Une mission technique néerlandaise se rendait alors en Turquie, Onur Air présentait un plan de maintenance pour améliorer son contrôle interne et les experts terminaient leur rapport sur un constat positif (Les Echos, 23 mai 2005).
La compagnie turque Onur Air, créée en 1992, qui exploite 28 avions principalement de type Airbus pour la plupart très récents, réalise un chiffre d’affaires de 450 millions de dollars et emploie environ 900 salariés, effectue 300 vols par semaine entre l’Europe et la Turquie et détient des parts importantes du marché des charters aux Pays-Bas et en Allemagne, est généralement considérée comme une compagnie sérieuse.

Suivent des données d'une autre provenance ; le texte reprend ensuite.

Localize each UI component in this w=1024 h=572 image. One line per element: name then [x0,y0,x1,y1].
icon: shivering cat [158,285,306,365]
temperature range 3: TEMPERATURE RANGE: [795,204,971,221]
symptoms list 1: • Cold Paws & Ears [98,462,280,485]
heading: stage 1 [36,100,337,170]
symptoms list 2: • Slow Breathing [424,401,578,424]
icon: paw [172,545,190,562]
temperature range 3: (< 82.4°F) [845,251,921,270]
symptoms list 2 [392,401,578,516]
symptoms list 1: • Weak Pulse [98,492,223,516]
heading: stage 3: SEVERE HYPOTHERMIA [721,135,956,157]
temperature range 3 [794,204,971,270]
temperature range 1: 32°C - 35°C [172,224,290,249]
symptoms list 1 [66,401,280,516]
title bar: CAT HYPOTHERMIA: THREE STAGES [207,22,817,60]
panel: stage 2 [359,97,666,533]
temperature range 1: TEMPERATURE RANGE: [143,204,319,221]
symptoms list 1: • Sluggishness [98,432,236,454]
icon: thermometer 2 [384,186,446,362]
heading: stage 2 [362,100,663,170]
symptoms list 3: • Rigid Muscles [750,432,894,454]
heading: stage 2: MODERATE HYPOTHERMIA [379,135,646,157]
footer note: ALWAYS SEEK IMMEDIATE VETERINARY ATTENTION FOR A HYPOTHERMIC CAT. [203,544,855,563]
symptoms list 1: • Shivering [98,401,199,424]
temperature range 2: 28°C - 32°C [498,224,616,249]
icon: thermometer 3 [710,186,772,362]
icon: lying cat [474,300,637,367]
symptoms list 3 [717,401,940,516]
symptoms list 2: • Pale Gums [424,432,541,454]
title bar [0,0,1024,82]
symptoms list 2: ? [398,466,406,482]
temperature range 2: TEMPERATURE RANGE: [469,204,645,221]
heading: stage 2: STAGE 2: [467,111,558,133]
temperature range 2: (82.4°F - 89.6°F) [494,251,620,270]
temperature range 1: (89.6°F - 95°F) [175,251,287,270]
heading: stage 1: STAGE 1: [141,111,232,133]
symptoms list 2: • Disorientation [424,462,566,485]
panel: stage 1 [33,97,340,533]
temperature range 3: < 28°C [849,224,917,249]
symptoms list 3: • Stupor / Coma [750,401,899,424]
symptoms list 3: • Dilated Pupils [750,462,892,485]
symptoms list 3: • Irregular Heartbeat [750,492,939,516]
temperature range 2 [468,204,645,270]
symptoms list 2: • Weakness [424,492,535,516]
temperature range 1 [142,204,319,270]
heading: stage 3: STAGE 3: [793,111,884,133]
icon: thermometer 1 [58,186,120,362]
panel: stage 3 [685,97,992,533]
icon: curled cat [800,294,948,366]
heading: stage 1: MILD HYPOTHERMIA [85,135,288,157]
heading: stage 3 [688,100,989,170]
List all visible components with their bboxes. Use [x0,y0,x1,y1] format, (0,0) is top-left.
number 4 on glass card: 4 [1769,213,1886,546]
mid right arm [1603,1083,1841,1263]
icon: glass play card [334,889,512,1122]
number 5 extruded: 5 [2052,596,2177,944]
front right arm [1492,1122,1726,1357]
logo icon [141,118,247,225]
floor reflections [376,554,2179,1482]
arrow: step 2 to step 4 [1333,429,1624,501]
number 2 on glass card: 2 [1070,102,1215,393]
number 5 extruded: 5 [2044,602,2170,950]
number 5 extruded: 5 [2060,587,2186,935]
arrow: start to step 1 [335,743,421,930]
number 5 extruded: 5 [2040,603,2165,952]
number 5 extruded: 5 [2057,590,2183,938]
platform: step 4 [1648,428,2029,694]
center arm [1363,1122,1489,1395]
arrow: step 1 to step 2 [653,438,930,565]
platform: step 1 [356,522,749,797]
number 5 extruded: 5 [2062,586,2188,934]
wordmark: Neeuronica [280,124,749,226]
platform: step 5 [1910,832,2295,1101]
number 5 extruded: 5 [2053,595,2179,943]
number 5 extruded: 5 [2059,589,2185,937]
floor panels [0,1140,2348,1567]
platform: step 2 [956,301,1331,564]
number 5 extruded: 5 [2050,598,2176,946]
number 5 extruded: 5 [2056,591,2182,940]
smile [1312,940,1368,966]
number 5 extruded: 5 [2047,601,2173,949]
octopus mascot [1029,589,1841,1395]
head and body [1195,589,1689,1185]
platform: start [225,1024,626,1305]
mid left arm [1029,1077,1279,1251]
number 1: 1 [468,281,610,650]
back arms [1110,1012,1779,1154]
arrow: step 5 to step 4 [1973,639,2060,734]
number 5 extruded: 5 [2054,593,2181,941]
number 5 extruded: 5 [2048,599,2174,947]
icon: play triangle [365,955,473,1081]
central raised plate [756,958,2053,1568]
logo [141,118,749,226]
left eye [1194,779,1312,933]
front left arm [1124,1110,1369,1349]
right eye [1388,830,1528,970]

Avant même que la Commission européenne, dont il avait été annoncé (Nouvel Obs., 18 et 23 mai 2005) qu’elle se réunirait pour discuter d’une décision concertée concernant Onur Air, n’ait eu le temps de se réunir, les autorités néerlandaises, suivies des autres pays, levaient l’interdiction de vol le 24 mai 2005.
Les conséquences de cette interdiction
Cette suspension de l’autorisation de vol a des conséquences tant au niveau des clients que des professionnels du tourisme.
Rapports entre clients et agences de voyages et conséquences au niveau des clients
Les clients ont acquis auprès d’une agence de voyages un forfait touristique résultant de la combinaison d’au moins deux opérations : transport et logement.
Cette agence de voyages est un professionnel revendant les produits d’un tour-opérateur, lequel est en relation directe avec le transporteur aérien. Comme l’agence de voyages, l’organisateur de voyages reste de plein droit responsable vis-à-vis des clients car il garantit l’exécution conforme du contrat même lorsqu’une partie des prestations est exécutée par d’autres prestataires.
Selon l’article 20 de la loi du 13 juillet 1992, lorsque avant le départ, le respect d’un des éléments essentiels du contrat est rendu impossible par suite d’un événement extérieur qui s’impose au vendeur, celui-ci doit le plus rapidement possible en avertir l’acheteur et l'informer de la faculté dont il dispose soit de résilier le contrat, soit d’accepter la modification proposée par le vendeur.
Au cas d’espèce, il semble que les tour-opérateurs aient immédiatement informé les clients et pris les mesures qui s’imposaient pour faire face à leur responsabilité malgré un coût élevé. Les clients ont eu la possibilité, certes avec retard, d’effectuer les prestations promises et des indemnisations leur ont été proposées.
Selon les déclarations à la presse du PDG de Marmara, l’interdiction de vol a été connue un vendredi soir, à 18 heures 30, après la fermeture des bureaux. Le remplacement immédiat des avions d’Onur Air était quasiment impossible (environ cinq vols par jour aller-retour). (AFP Economie, 15 mai 2005, 13 h 39)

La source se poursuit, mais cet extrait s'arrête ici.